Section 4.1.2 of the vignette has an explanation of how to learn a DBN.
The right way of constructing and using a dataset in your example is
mat <- matrix(data = rnorm(numEvents * numRows * numCols), ncol = numCols * numEvents)
varNames <- rep(paste0("var", 1:numCols), numEvents)
colnames(mat) <- varNames
dataset <- BNDataset(data = mat, discreteness = rep(F, ncol(mat)), variables = varNames, node.sizes = rep(3, ncol(mat)))
dbn <- learn.dynamic.network(dataset, num.time.steps = numEvents)
dbn
will have 120 effective nodes, divided in 40 layers.
Coming to the first question: one idea is to provide an initial network as starting point for the successive time steps. Assuming the dataset at time step t+1
is obtained by adding new columns to the dataset used at time step t
, you have to manually adapt the BN
object to represent the dataset.
From the package vignette:
It is also possible to provide an initial network as starting point for the structure search. This can be done using the
initial.network
argument, which accepts three kinds of inputs:
- a
BN
object (with a structure);- a
matrix
containing the adjacency matrix representing the structure of a network;- the string
random.chain
for starting from a randomly sampled chain-like network.
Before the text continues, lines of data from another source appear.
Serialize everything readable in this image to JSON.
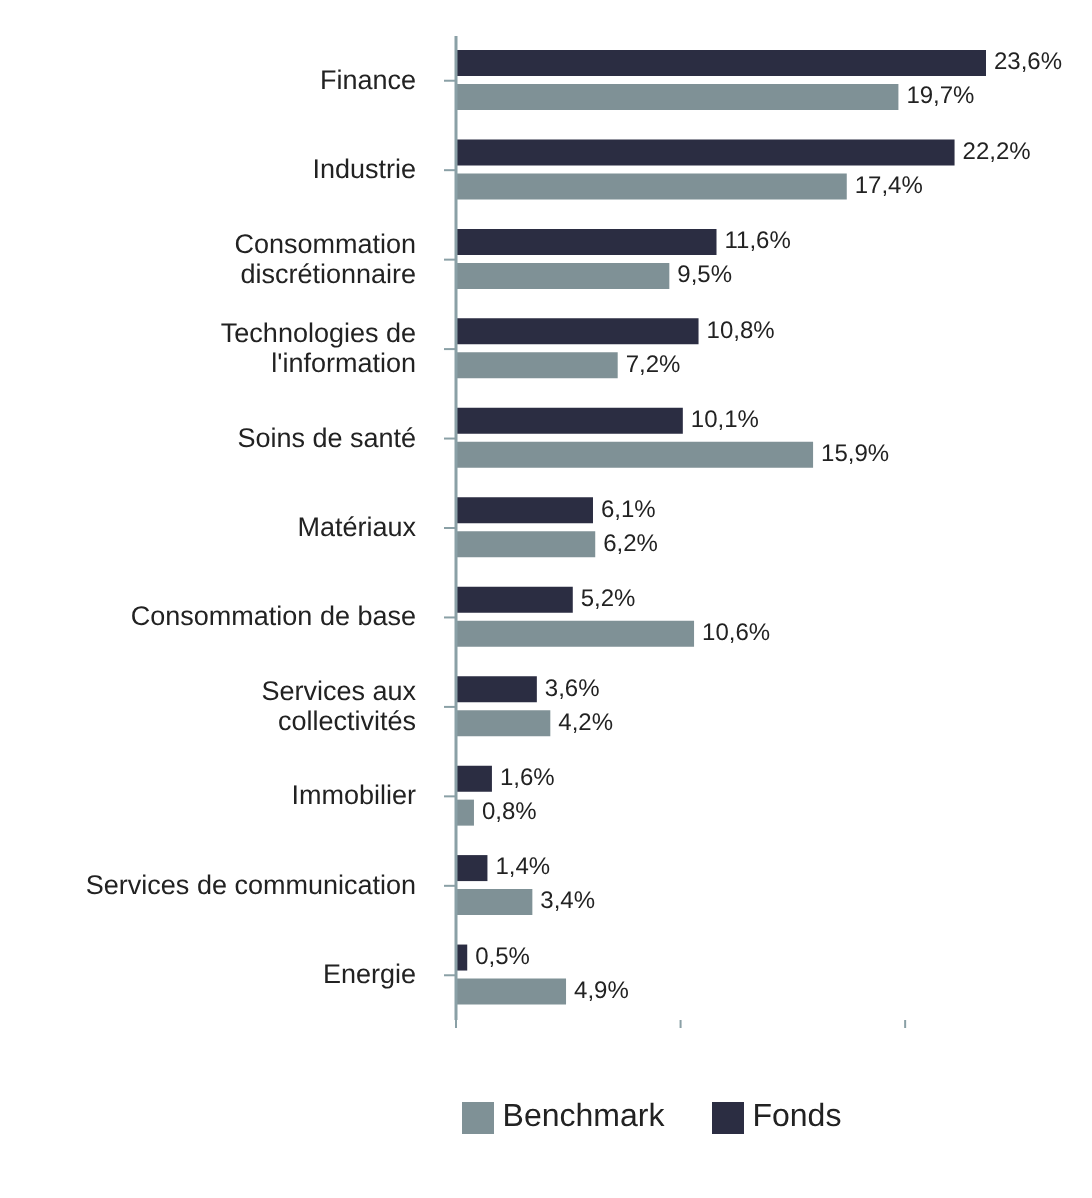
{
  "chart_data": {
    "type": "bar",
    "orientation": "horizontal",
    "categories": [
      "Finance",
      "Industrie",
      "Consommation\ndiscrétionnaire",
      "Technologies de\nl'information",
      "Soins de santé",
      "Matériaux",
      "Consommation de base",
      "Services aux\ncollectivités",
      "Immobilier",
      "Services de communication",
      "Energie"
    ],
    "series": [
      {
        "name": "Fonds",
        "color": "#2b2d42",
        "values": [
          23.6,
          22.2,
          11.6,
          10.8,
          10.1,
          6.1,
          5.2,
          3.6,
          1.6,
          1.4,
          0.5
        ],
        "value_labels": [
          "23,6%",
          "22,2%",
          "11,6%",
          "10,8%",
          "10,1%",
          "6,1%",
          "5,2%",
          "3,6%",
          "1,6%",
          "1,4%",
          "0,5%"
        ]
      },
      {
        "name": "Benchmark",
        "color": "#7f9196",
        "values": [
          19.7,
          17.4,
          9.5,
          7.2,
          15.9,
          6.2,
          10.6,
          4.2,
          0.8,
          3.4,
          4.9
        ],
        "value_labels": [
          "19,7%",
          "17,4%",
          "9,5%",
          "7,2%",
          "15,9%",
          "6,2%",
          "10,6%",
          "4,2%",
          "0,8%",
          "3,4%",
          "4,9%"
        ]
      }
    ],
    "xticks": [
      {
        "value": 0,
        "label": null
      },
      {
        "value": 10,
        "label": null
      },
      {
        "value": 20,
        "label": null
      }
    ],
    "tick_labels": "y",
    "legend": "bottom",
    "grid": false
  }
}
The simplest option is probably to keep an expand the DAG with 0
s at every augmentation, to have a network with more nodes, and no edges going to the new nodes, and to use that new DAG as starting point. In your example:
library(bnstruct)
numEvents <- 40
numRows <- 5
numCols <- 3
mat <- matrix(data = rnorm(numRows * numCols), ncol = numCols)
varNames <- paste0("var", 1:numCols)
colnames(mat) <- varNames
dataset <- BNDataset(data = mat,
discreteness = rep(F, ncol(mat)),
variables = varNames,
node.sizes = rep(3, ncol(mat)))
dbn <- learn.network(dataset)
for (event in 2:numEvents) {
# collect new data
new.mat <- matrix(data = rnorm(numRows * numCols), ncol = numCols)
colnames(new.mat) <- paste0(varNames, "_", event)
mat <- cbind(mat, new.mat)
dataset <- BNDataset(data = mat,
discreteness = rep(F, ncol(mat)),
variables = colnames(mat),
node.sizes = rep(3, ncol(mat)))
# expand structure of the DBN, adding the nodes relative to the new event
dbn.dag <- dag(dbn)
n.nodes <- ncol(dbn.dag)
new.dag <- matrix(0, nrow=ncol(mat), ncol=ncol(mat))
new.dag[1:n.nodes, 1:n.nodes] <- dbn.dag
# learn
dbn <- learn.dynamic.network(dataset,
initial.network = new.dag,
num.time.steps = event)
}
This will, however, re-learn the whole DBN every time. If edges can go only to the immediate following layer you can trim the search space by providing a layer.struct
parameter, or by learning using two events at a time and manually building the larger DBN.
For the second question, bnstruct at the moment does not provide parallel processing.
Upvotes: 4